Well, really. Not getting any thanks is one thing, but to have the individual in question immediately pop off and once again unravel the bit I've spent so much time re-ravelling, if that's the word I mean? Smacks of ingratitude, I feel. I drew myself up to my full height and frowned the paternal frown.
"If you could manage not to injure yourself this time?"
"Oh, don't be boring, Julian."
Once again, I draw to your attention the rumminess of this Dax. The female of the sp. is deadlier than the m., and this appears to go for every species that dabbles in the gender binary and quite a few that don't. The clever gentleman simply steps aside and lets the thing pass, as, indeed, did I.
"Well, then, I shall see you later."
"At the staff meeting. Don't forget this time!"
This was hardly fair, given that my missing of the previous staff meeting had been entirely beyond my control. When a man is embroiled in the vicissitudes of battling nation-states, well, he may forget himself a trifle, running perhaps over deadline very slightly—and then should he find the holosuite doors jammed when he's just upon the point of leaving, and then should he be subjected to a barrage of acerb comments about the dashed inconvenience of it all as he's being freed by the fellow who is supposed to be his pal—well, suffice it to say that the previous day had been a bit of a confounded mess, and I felt well shut of it. Still, there seemed the need to raise the token protest.
"I didn't forget, as you know very well—"
"Details, Julian. Just be there this time, all right? We're only having two in a row because of you."
The soul bridled a bit at this, but there was no use in dwelling. I extended the hand of friendship. "I'll see you there."

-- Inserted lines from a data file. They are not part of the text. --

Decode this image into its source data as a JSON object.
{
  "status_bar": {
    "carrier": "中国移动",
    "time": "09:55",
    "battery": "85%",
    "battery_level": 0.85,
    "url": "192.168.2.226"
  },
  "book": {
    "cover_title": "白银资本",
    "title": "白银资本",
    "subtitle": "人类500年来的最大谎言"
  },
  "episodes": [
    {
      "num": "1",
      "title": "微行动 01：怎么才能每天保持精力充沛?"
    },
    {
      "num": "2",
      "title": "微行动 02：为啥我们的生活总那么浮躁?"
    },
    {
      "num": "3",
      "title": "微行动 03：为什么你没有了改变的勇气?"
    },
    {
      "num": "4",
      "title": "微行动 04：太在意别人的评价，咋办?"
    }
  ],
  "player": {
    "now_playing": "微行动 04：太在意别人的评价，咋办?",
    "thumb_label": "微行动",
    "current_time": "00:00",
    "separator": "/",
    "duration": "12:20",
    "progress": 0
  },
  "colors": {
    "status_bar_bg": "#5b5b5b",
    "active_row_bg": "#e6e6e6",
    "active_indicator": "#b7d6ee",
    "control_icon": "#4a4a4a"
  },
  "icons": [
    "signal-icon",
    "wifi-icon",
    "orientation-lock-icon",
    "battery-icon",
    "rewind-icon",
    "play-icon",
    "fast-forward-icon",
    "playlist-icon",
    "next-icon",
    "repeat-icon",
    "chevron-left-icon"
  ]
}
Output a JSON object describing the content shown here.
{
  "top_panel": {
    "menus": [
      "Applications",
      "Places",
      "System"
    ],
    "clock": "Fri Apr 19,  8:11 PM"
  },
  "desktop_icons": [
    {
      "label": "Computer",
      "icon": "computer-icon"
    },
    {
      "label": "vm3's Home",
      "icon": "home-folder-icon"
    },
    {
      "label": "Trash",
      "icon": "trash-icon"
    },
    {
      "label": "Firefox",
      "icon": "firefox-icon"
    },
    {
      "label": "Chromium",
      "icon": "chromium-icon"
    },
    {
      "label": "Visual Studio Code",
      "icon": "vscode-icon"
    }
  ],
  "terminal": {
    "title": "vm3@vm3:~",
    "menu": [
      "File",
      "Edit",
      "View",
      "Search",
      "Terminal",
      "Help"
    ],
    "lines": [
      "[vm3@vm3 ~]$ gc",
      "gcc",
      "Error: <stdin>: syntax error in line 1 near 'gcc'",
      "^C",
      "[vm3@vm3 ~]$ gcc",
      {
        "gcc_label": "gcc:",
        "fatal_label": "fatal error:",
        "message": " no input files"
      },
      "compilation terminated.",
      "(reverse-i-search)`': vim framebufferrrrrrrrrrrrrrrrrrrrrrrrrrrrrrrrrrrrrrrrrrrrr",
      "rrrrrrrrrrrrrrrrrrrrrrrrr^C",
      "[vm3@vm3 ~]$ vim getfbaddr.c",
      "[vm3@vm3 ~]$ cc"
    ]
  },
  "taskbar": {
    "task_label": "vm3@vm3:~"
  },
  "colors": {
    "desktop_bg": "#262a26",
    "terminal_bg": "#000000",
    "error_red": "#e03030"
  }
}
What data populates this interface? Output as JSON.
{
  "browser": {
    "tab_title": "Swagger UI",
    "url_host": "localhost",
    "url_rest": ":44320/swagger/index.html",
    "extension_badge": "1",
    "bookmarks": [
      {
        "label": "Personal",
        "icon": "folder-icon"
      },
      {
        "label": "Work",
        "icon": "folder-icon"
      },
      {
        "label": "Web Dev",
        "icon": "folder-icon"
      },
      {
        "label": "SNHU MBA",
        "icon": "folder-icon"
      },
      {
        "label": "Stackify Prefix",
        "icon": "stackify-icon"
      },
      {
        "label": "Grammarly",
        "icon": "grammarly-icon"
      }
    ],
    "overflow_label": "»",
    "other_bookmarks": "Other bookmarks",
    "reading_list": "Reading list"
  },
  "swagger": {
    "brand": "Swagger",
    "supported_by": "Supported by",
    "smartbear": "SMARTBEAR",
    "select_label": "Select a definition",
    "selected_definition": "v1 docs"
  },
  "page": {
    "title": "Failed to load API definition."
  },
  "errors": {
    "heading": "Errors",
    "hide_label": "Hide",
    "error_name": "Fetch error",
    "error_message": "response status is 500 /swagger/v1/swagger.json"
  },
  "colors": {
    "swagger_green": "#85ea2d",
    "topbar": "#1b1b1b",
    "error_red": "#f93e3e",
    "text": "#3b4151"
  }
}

"Okay!" She slipped herself down from the table with a pleasant little wriggle—moderately ornamental, that Dax—and squeezed Julian's grabber in a tight squeeze. She grinned at me, and I at her, and the entire interaction, I felt, was wrapped in the very finest feeling to which friendship could aspire. I was rather bucked up by the whole thing.

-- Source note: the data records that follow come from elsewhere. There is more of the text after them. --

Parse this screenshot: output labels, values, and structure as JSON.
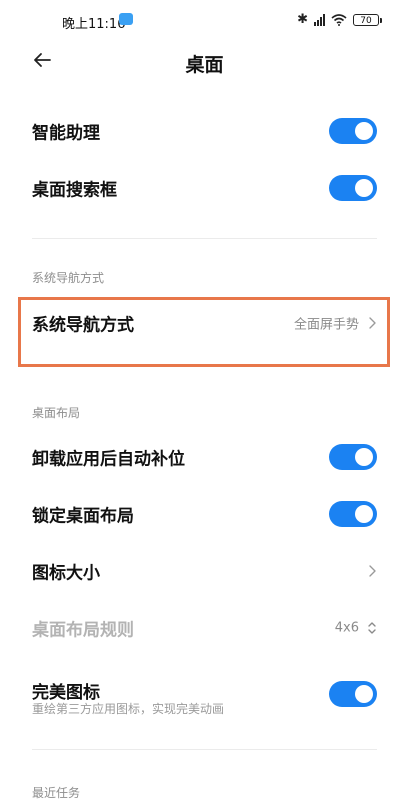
{
  "status_bar": {
    "time": "晚上11:16",
    "battery": "70",
    "icons": [
      "cloud-icon",
      "bluetooth-icon",
      "signal-icon",
      "wifi-icon",
      "battery-icon"
    ]
  },
  "header": {
    "title": "桌面",
    "back_icon": "back-arrow-icon"
  },
  "rows_top": [
    {
      "label": "智能助理",
      "toggle": true
    },
    {
      "label": "桌面搜索框",
      "toggle": true
    }
  ],
  "section_nav": {
    "title": "系统导航方式",
    "item": {
      "label": "系统导航方式",
      "value": "全面屏手势"
    }
  },
  "section_layout": {
    "title": "桌面布局",
    "items": [
      {
        "label": "卸载应用后自动补位",
        "toggle": true
      },
      {
        "label": "锁定桌面布局",
        "toggle": true
      },
      {
        "label": "图标大小"
      },
      {
        "label": "桌面布局规则",
        "value": "4x6",
        "disabled": true
      },
      {
        "label": "完美图标",
        "sub": "重绘第三方应用图标，实现完美动画",
        "toggle": true
      }
    ]
  },
  "section_recent": {
    "title": "最近任务"
  },
  "colors": {
    "accent": "#1b82f2",
    "highlight_border": "#e8774a"
  }
}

As Dax left, I turned back to my work, thinking not at all about the meeting to come. I am one who focusses on the moment. The future, to me, is something not to be considered beyond the necessary. Such thinking only produces acid reflux and a general sensation of malaise.
Dax had popped her head back 'round the infirmary door, a troubling look on her face. Note the choice of words: troubling, not troubled. Garak has gone to great lengths to impress upon me the importance of choice of words when one wants to get a certain thing across, and I am, I feel, beginning to wield such things rather deftly. And when I say troubling, well, I mean it: that look gave me trouble.
"Yes? Is there something else?"
"Oh, nothing important."
"Nothing to worry about."
"Is that so?"
"I can't wait to see your face."
And with that she was gone, and Julian was left to brood upon the vagaries of life. Brooding is not, as a rule, a habit to which I am inclined. Close proximity to a Dax, however, does tend to give one reason for an excess of broodery. And so I brooded, and I brooded with a will, and as you will see, my brooding was not wasted, for the uses to which my colleagues planned to put me were worthy of brooding of the very highest calibre.